Reuters

Europe's Tesco hired anthropologists and sent executives to live with families. But they still couldn't figure out how Americans buy food.

Tesco’s attempt to sell groceries to Americans has been an ignominious flop. Six years and £1.8 billion, or over $2 billion in losses after it opened its Fresh and Easy chain of stores in the U.S., the British firm yesterday said that it’s selling most of its U.S. outlets to a company run by billionaire Ronald Burkle for zero dollars, and even lending him $126 million for his trouble.

What went wrong? Hard to say, exactly. Before launching in 2007, Tesco studied the U.S. market for years—hiring anthropologists and sending executives to live with families and study the contents of their refrigerators.
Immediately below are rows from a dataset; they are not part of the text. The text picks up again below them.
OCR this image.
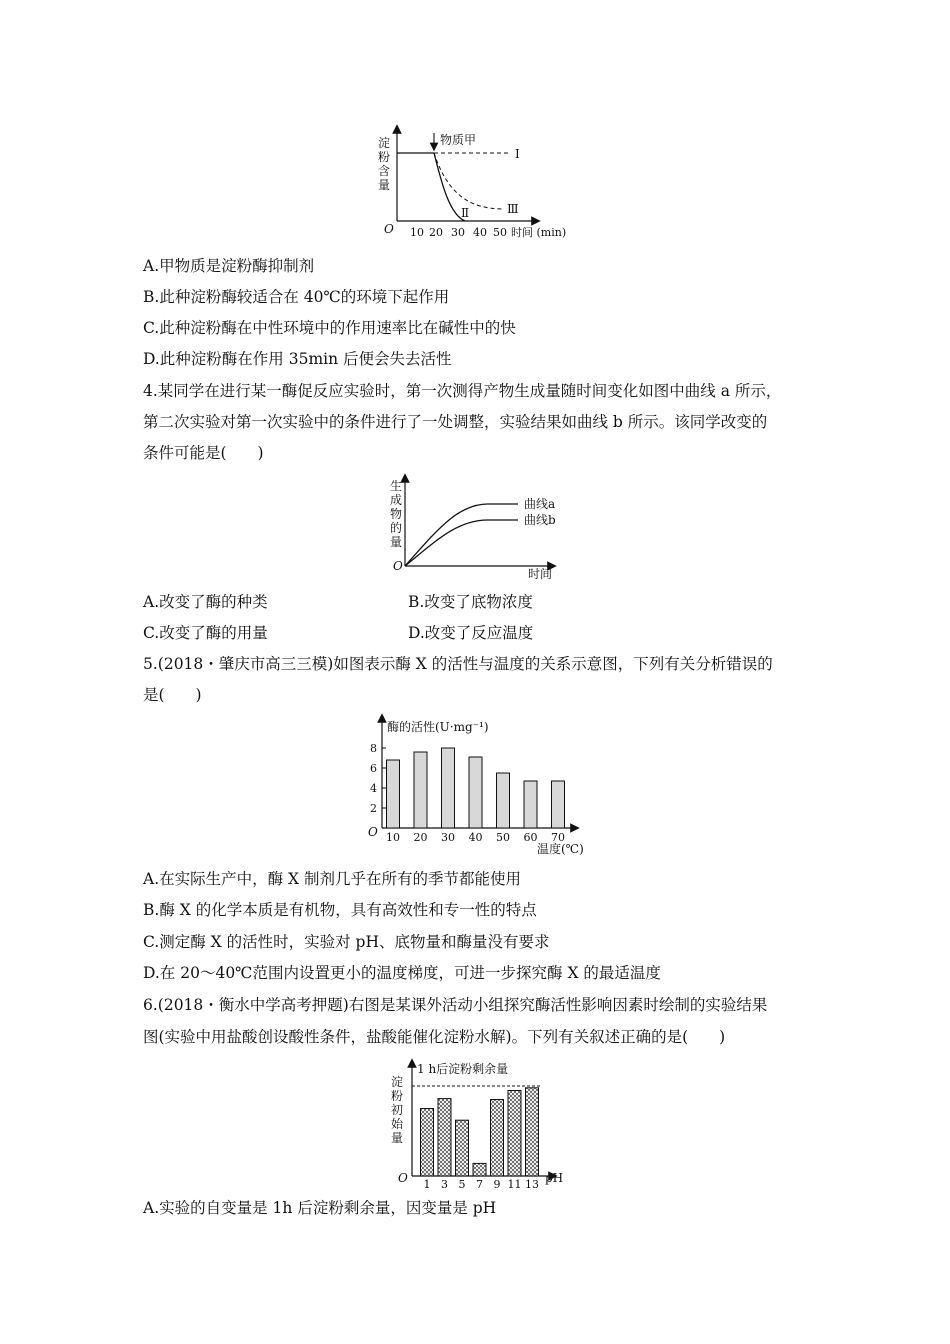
淀
粉
含
量
O 10 20 30 40 50 时间 (min)
物质甲
Ⅰ
Ⅱ	Ⅲ
A.甲物质是淀粉酶抑制剂
B.此种淀粉酶较适合在 40℃的环境下起作用
C.此种淀粉酶在中性环境中的作用速率比在碱性中的快
D.此种淀粉酶在作用 35min 后便会失去活性
4.某同学在进行某一酶促反应实验时，第一次测得产物生成量随时间变化如图中曲线 a 所示，
第二次实验对第一次实验中的条件进行了一处调整，实验结果如曲线 b 所示。该同学改变的
条件可能是(　　)
生
成
物
的
量
O
时间
曲线a
曲线b
A.改变了酶的种类	B.改变了底物浓度
C.改变了酶的用量	D.改变了反应温度
5.(2018・肇庆市高三三模)如图表示酶 X 的活性与温度的关系示意图，下列有关分析错误的
是(　　)
酶的活性(U·mg⁻¹)
温度(℃)
O
8
6
4
2
10 20 30 40 50 60 70
A.在实际生产中，酶 X 制剂几乎在所有的季节都能使用
B.酶 X 的化学本质是有机物，具有高效性和专一性的特点
C.测定酶 X 的活性时，实验对 pH、底物量和酶量没有要求
D.在 20～40℃范围内设置更小的温度梯度，可进一步探究酶 X 的最适温度
6.(2018・衡水中学高考押题)右图是某课外活动小组探究酶活性影响因素时绘制的实验结果
图(实验中用盐酸创设酸性条件，盐酸能催化淀粉水解)。下列有关叙述正确的是(　　)
1 h后淀粉剩余量
淀
粉
初
始
量
O	pH
1 3 5 7 9 11 13
A.实验的自变量是 1h 后淀粉剩余量，因变量是 pH
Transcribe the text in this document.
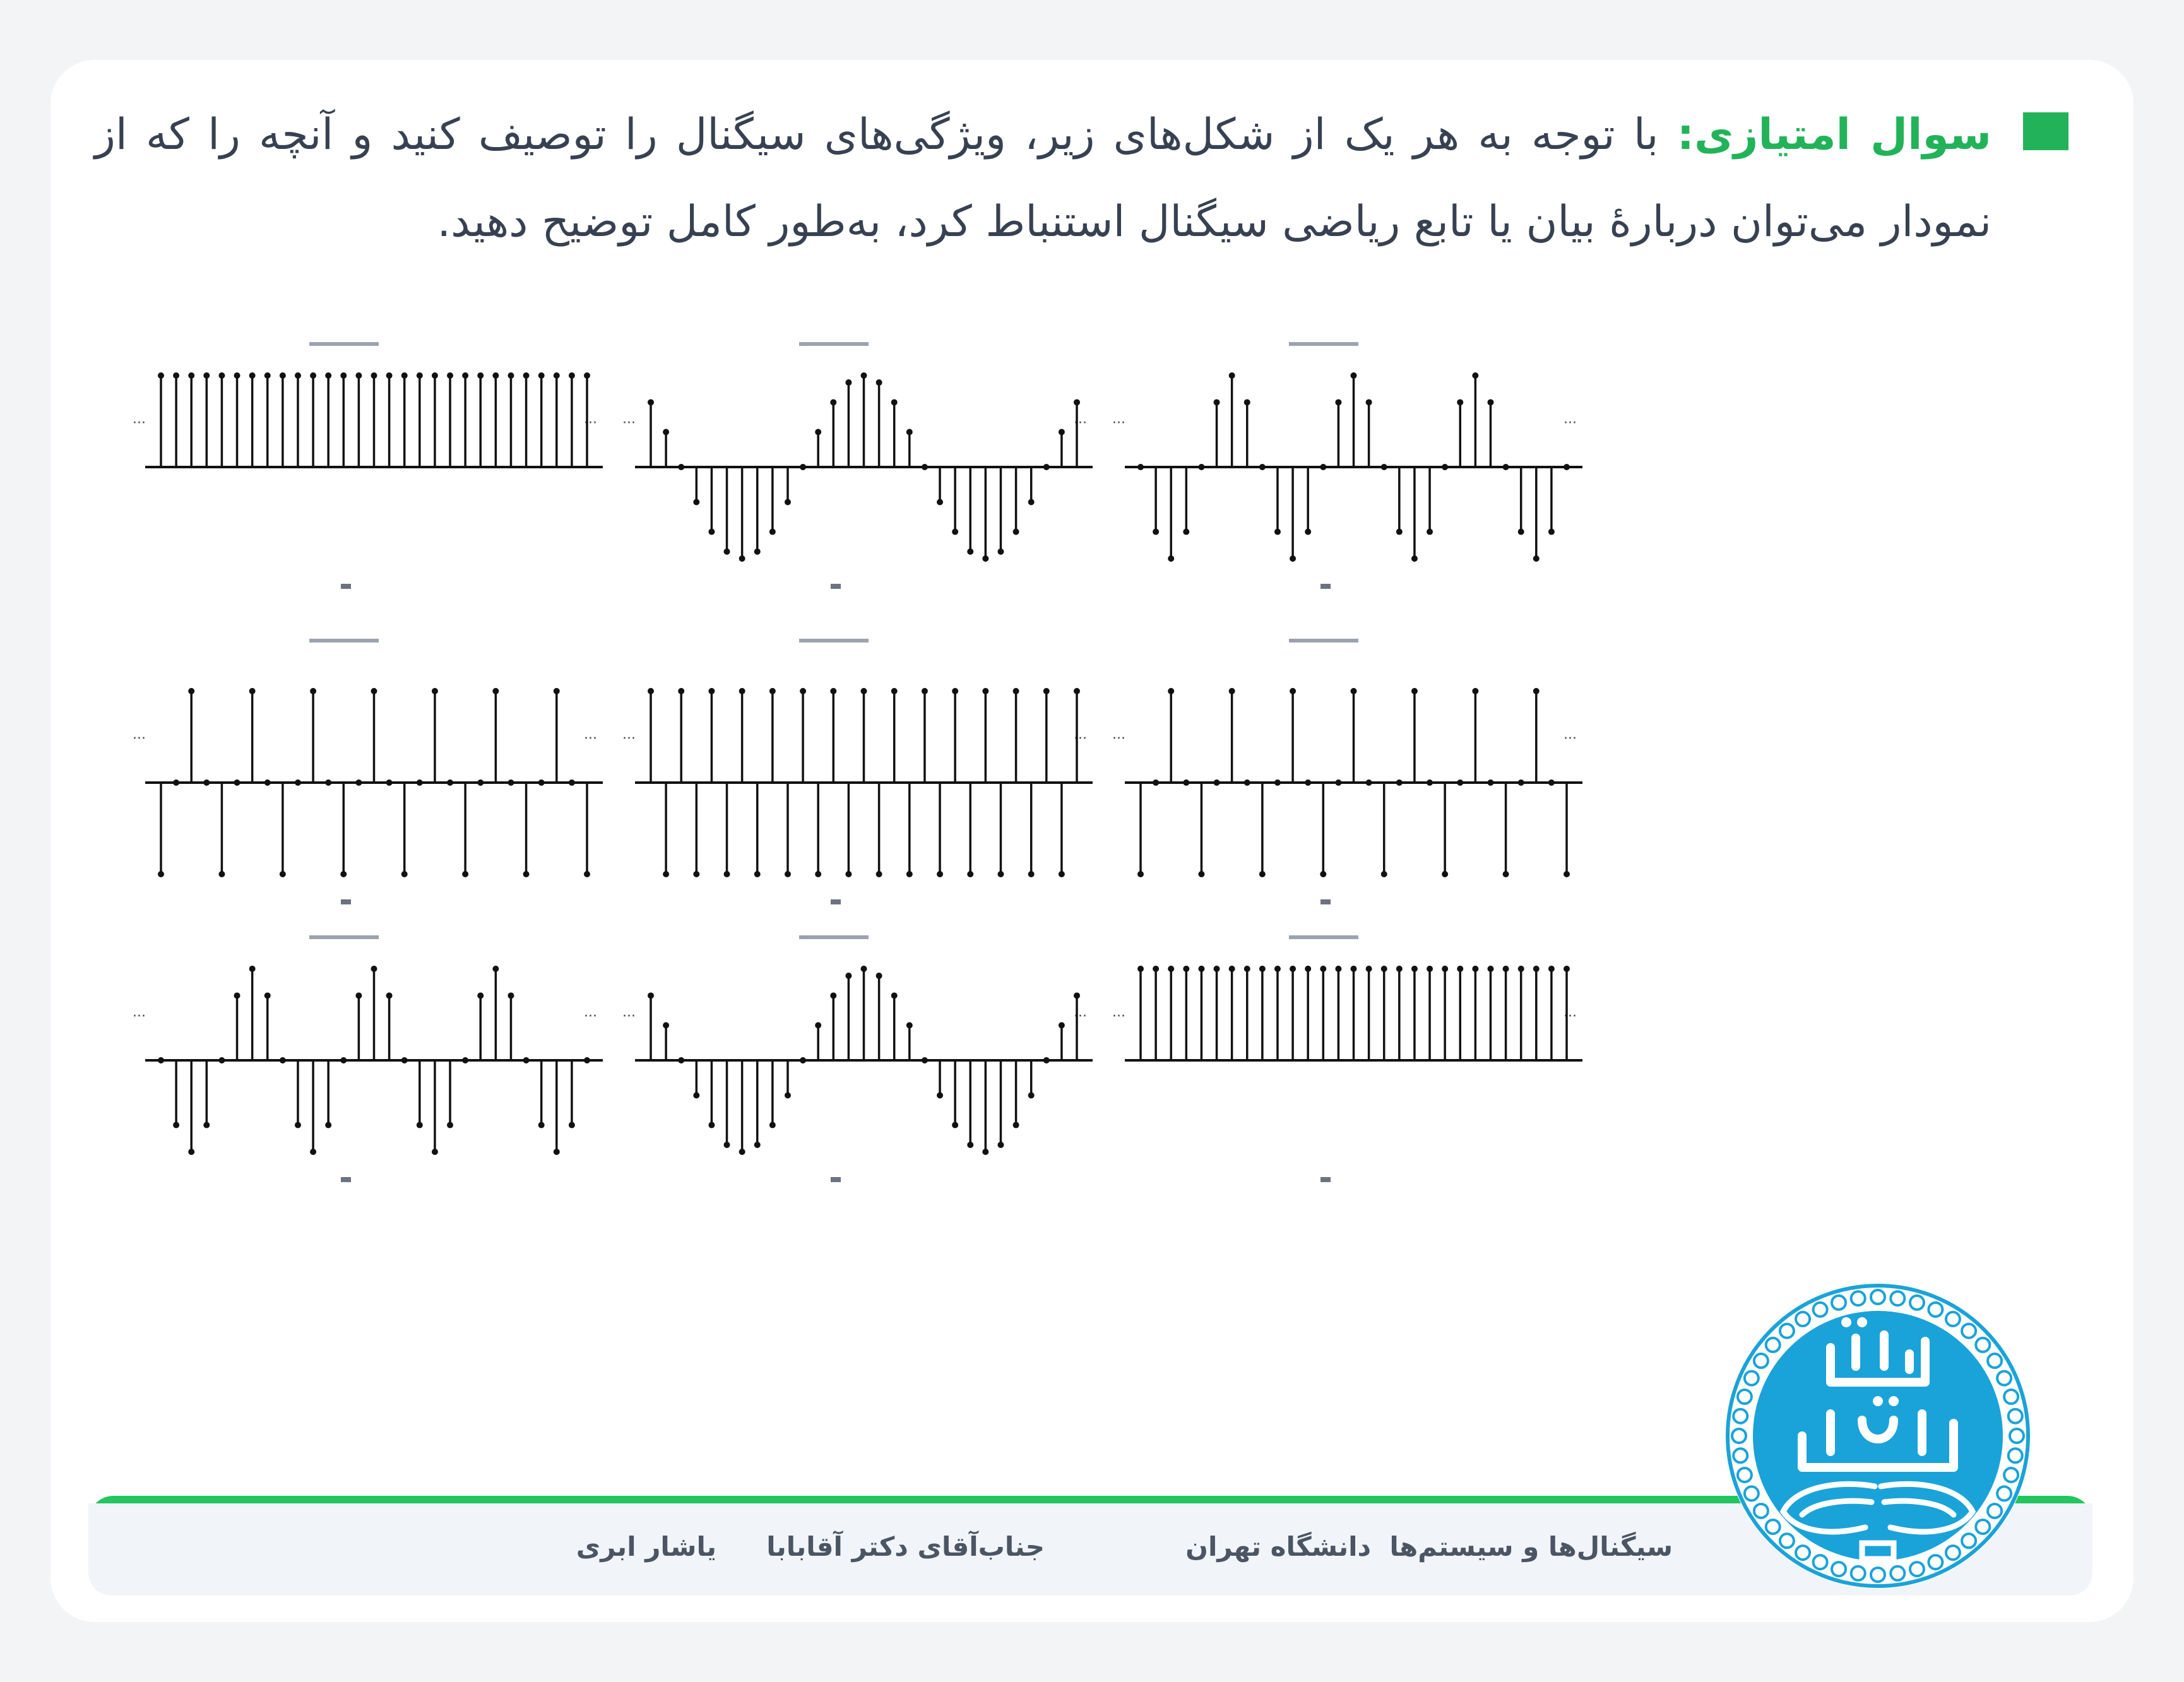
سوال امتیازی: با توجه به هر یک از شکل‌های زیر، ویژگی‌های سیگنال را توصیف کنید و آنچه را که از نمودار می‌توان دربارهٔ بیان یا تابع ریاضی سیگنال استنباط کرد، به‌طور کامل توضیح دهید.
...	... ...	... ...	...
...	... ...	... ...	...
...	... ...	... ...	...
سیگنال‌ها و سیستم‌ها  دانشگاه تهران
جناب‌آقای دکتر آقابابا
یاشار ابری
By focusing on discount fresh food, Fresh & Easy planned to take on both high-end organic retailers like Whole Foods and the stack-'em-high-and-sell-'em-cheap approach of Wal-Mart, with dozens of small shops in both wealthy and poorer neighborhoods in California, Nevada, and Arizona.
 

Some decisions were probably mistakes. In a market where shoppers are used to store clerks and personal help, Fresh & Easy stores had only self-check-out counters. Food was packaged in quantities better fit for Europeans, who make more frequent and smaller shopping trips. For some, the stores' heavy focus on ready-made meals, which have taken up ever-greater lengths of supermarket aisle in Britain, was strange in a country where the "TV dinner" was a 1950s craze.

Tesco joins a list of retailers that have pulled back from US ventures, like the UK’s Sainsbury’s, Marks & Spencer, Dixons, WH Smith and HMV, as well as other foreign firms. Other international retailers, from Canada’s Loblaws in the early 1900s to France’s Carrefour in the 1980s, have been trying and failing in the American market for the past century.
 

The U.S. grocery market does seem especially difficult to crack. While other industries have consolidated, groceries has not, in part because of how much consumers’ tastes and shopping habits vary across the country. As of 2011, America’s 10 largest grocery chains accounted for only 35 percent of stores (pdf).*

Another thesis, Marcel Corstjens from Insead and Rajiv Lal from the Harvard Business School argued in a paper last year, is that it’s just difficult for grocery retailers to cross borders in general. "It would be logical to expect that grocery retailers would enter the world’s biggest markets—the United States, Germany, Japan, the UK, and France—to boost revenues and profits. Yet no retailer is present in all of them today," they write.
 

A big grocery retailer that wants to break into a market has to figure out how to acquire local partners and suppliers, bring in original enough concepts to convince customers to switch stores, and often sell across regions with highly diverse groups of customers. Certainly, Tesco didn’t do these things well in its American foray.

But perhaps Tesco’s biggest mistake was that by making so much effort overseas, it neglected its home market. The world’s third largest retailer by revenue has seen its sales in Britain slide and last year had to issue its first profit warning in 20 years. As one analyst observed last year, "Tesco sent the A team to run the U.S. operation and, by definition, that left behind the B team running the UK side."
 
* Correction: An earlier version of this article incorrectly said that as of 2011, the 10 largest grocery chains in the U.S. accounted for 35 percent of sales.